Tear gas, clashes, broken windows: Anti-labor reform protesters rally across France
Police have used tear gas to disperse activists in Paris who are protesting new labor reforms. In the city of Nantes demonstrators tried to storm the town hall and smash windows.
Scores of people have taken to the streets across France to once again voice their anger against recently proposed labor reforms. The demonstrators have reportedly clashed with police officers.
Students are rallying against labor law reforms recently proposed by Labor Minister Myriam El Khomri. The French authorities are desperately trying to battle high unemployment in the country, and have suggested cutting overtime pay for work beyond 35 hours.
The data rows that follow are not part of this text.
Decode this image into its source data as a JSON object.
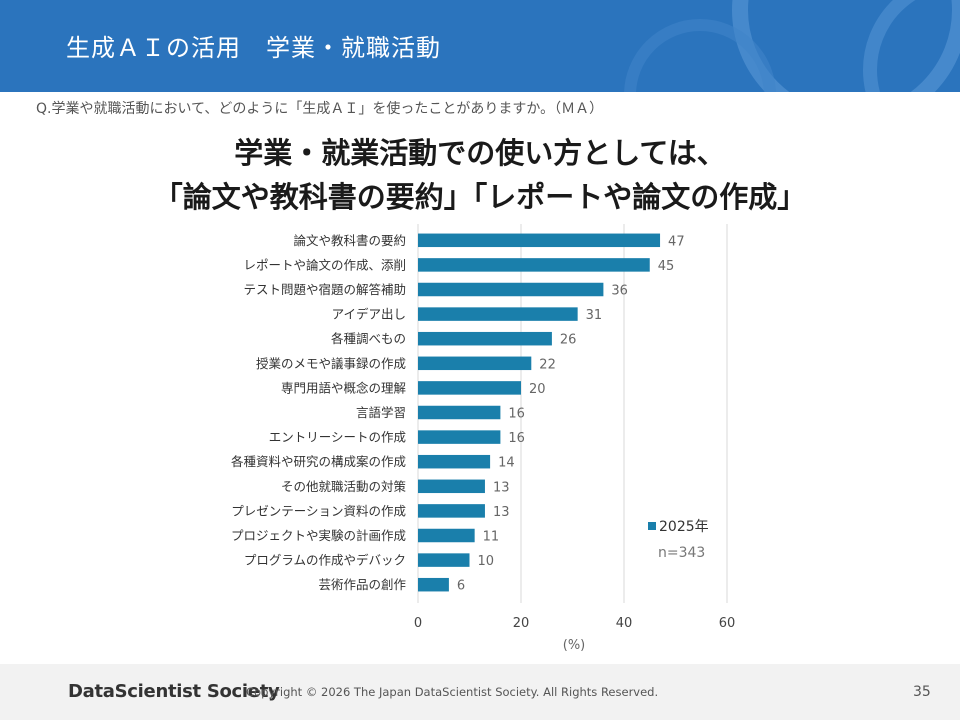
{
  "header": {
    "title": "生成ＡＩの活用　学業・就職活動"
  },
  "question": "Q.学業や就職活動において、どのように「生成ＡＩ」を使ったことがありますか。（ＭＡ）",
  "headline": {
    "line1": "学業・就業活動での使い方としては、",
    "line2": "「論文や教科書の要約」「レポートや論文の作成」"
  },
  "chart_data": {
    "type": "bar",
    "orientation": "horizontal",
    "categories": [
      "論文や教科書の要約",
      "レポートや論文の作成、添削",
      "テスト問題や宿題の解答補助",
      "アイデア出し",
      "各種調べもの",
      "授業のメモや議事録の作成",
      "専門用語や概念の理解",
      "言語学習",
      "エントリーシートの作成",
      "各種資料や研究の構成案の作成",
      "その他就職活動の対策",
      "プレゼンテーション資料の作成",
      "プロジェクトや実験の計画作成",
      "プログラムの作成やデバック",
      "芸術作品の創作"
    ],
    "series": [
      {
        "name": "2025年",
        "values": [
          47,
          45,
          36,
          31,
          26,
          22,
          20,
          16,
          16,
          14,
          13,
          13,
          11,
          10,
          6
        ]
      }
    ],
    "xlim": [
      0,
      60
    ],
    "xticks": [
      "0",
      "20",
      "40",
      "60"
    ],
    "xlabel": "(%)",
    "grid": true,
    "legend_position": "bottom-right",
    "note": "n=343",
    "color": "#1a7fab"
  },
  "footer": {
    "logo": "DataScientist Society",
    "copyright": "Copyright © 2026  The Japan DataScientist Society. All Rights Reserved.",
    "page": "35"
  }
}
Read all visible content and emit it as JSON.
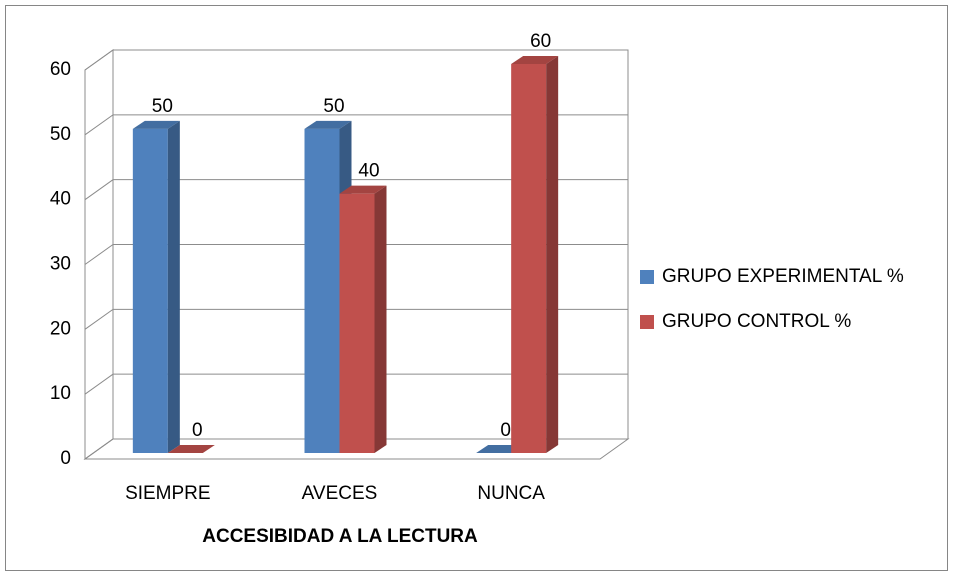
{
  "chart_data": {
    "type": "bar3d",
    "x_label": "ACCESIBIDAD A LA LECTURA",
    "categories": [
      "SIEMPRE",
      "AVECES",
      "NUNCA"
    ],
    "series": [
      {
        "name": "GRUPO EXPERIMENTAL %",
        "color": "#4f81bd",
        "values": [
          50,
          50,
          0
        ]
      },
      {
        "name": "GRUPO CONTROL %",
        "color": "#c0504d",
        "values": [
          0,
          40,
          60
        ]
      }
    ],
    "ylim": [
      0,
      60
    ],
    "yticks": [
      0,
      10,
      20,
      30,
      40,
      50,
      60
    ],
    "grid": true,
    "legend": "right"
  }
}
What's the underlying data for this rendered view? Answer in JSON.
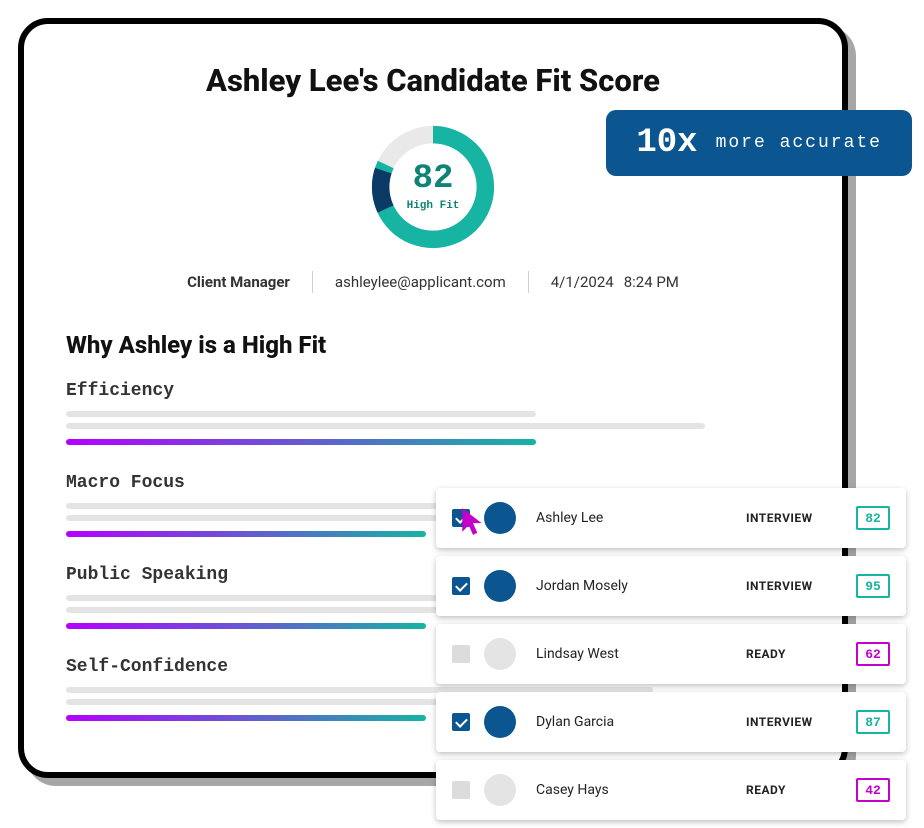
{
  "title": "Ashley Lee's Candidate Fit Score",
  "gauge": {
    "score": "82",
    "label": "High Fit",
    "percent": 82,
    "ring_color_main": "#17b3a3",
    "ring_color_accent": "#0b3a66",
    "ring_bg": "#e9e9e9",
    "text_color": "#0e8478"
  },
  "meta": {
    "role": "Client Manager",
    "email": "ashleylee@applicant.com",
    "date": "4/1/2024",
    "time": "8:24 PM"
  },
  "why_title": "Why Ashley is a High Fit",
  "traits": [
    {
      "name": "Efficiency",
      "grey1_width": 64,
      "grey2_width": 87,
      "color_width": 64,
      "gradient_from": "#b400ff",
      "gradient_to": "#17b3a3"
    },
    {
      "name": "Macro Focus",
      "grey1_width": 58,
      "grey2_width": 90,
      "color_width": 49,
      "gradient_from": "#b400ff",
      "gradient_to": "#17b3a3"
    },
    {
      "name": "Public Speaking",
      "grey1_width": 86,
      "grey2_width": 90,
      "color_width": 49,
      "gradient_from": "#b400ff",
      "gradient_to": "#17b3a3"
    },
    {
      "name": "Self-Confidence",
      "grey1_width": 80,
      "grey2_width": 90,
      "color_width": 49,
      "gradient_from": "#b400ff",
      "gradient_to": "#17b3a3"
    }
  ],
  "trait_grey_color": "#e4e4e4",
  "badge": {
    "big": "10x",
    "small": "more accurate",
    "bg": "#0b5690",
    "fg": "#ffffff"
  },
  "candidates": [
    {
      "name": "Ashley Lee",
      "status": "INTERVIEW",
      "score": "82",
      "checked": true,
      "avatar_color": "#0b5690",
      "score_color": "#17b3a3",
      "cursor": true
    },
    {
      "name": "Jordan Mosely",
      "status": "INTERVIEW",
      "score": "95",
      "checked": true,
      "avatar_color": "#0b5690",
      "score_color": "#17b3a3"
    },
    {
      "name": "Lindsay West",
      "status": "READY",
      "score": "62",
      "checked": false,
      "avatar_color": "#e4e4e4",
      "score_color": "#c400c9"
    },
    {
      "name": "Dylan Garcia",
      "status": "INTERVIEW",
      "score": "87",
      "checked": true,
      "avatar_color": "#0b5690",
      "score_color": "#17b3a3"
    },
    {
      "name": "Casey Hays",
      "status": "READY",
      "score": "42",
      "checked": false,
      "avatar_color": "#e4e4e4",
      "score_color": "#c400c9"
    }
  ],
  "cursor_color": "#c400c9"
}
Employers would pay only 10 percent of overtime bonus, instead of the current 25 percent, according to proposed reforms.
The protests were partially organized by a Facebook community called ‘Loi travail: non, merci’ (Labor reform: No, thanks). Arguing that the reforms concern all French citizens, the group has started a petition, which has so far been signed by over one million people.
Earlier, French President Francois Hollande said the reforms would help employees “have more job stability.”
“We must also give companies the opportunity to recruit more, to give job security to young people throughout their lives, and to provide flexibility for companies,” he said.
In the city of Nantes protesters have smashed the windows of local shops and the city hall, photos on social media show.
In Paris the protest started in Place de la Nation, the same place where previous anti-labor rallies took place. The demonstrators threw bottles with flammable liquid and stones at police officers.
“Everyone hates the police,” the protesters were shouting.
At least two protesters have been beaten by police officers in the city of Lille, according to photo reporter Julien Pitinome, who tweeted a picture of the incident.
The protesters in Lille also started a fire during the rally, local media said.
More than 260 protests are taking place in France, the Local reported.
The head of the General Confederation of Labor, Philippe Martinez, promised "an enormous number of people" would take to the streets on Thursday.
"All workers are directly affected by the labor reform bill," he said.
Several arrests have been made during the protests, BFMTV reported, citing police sources.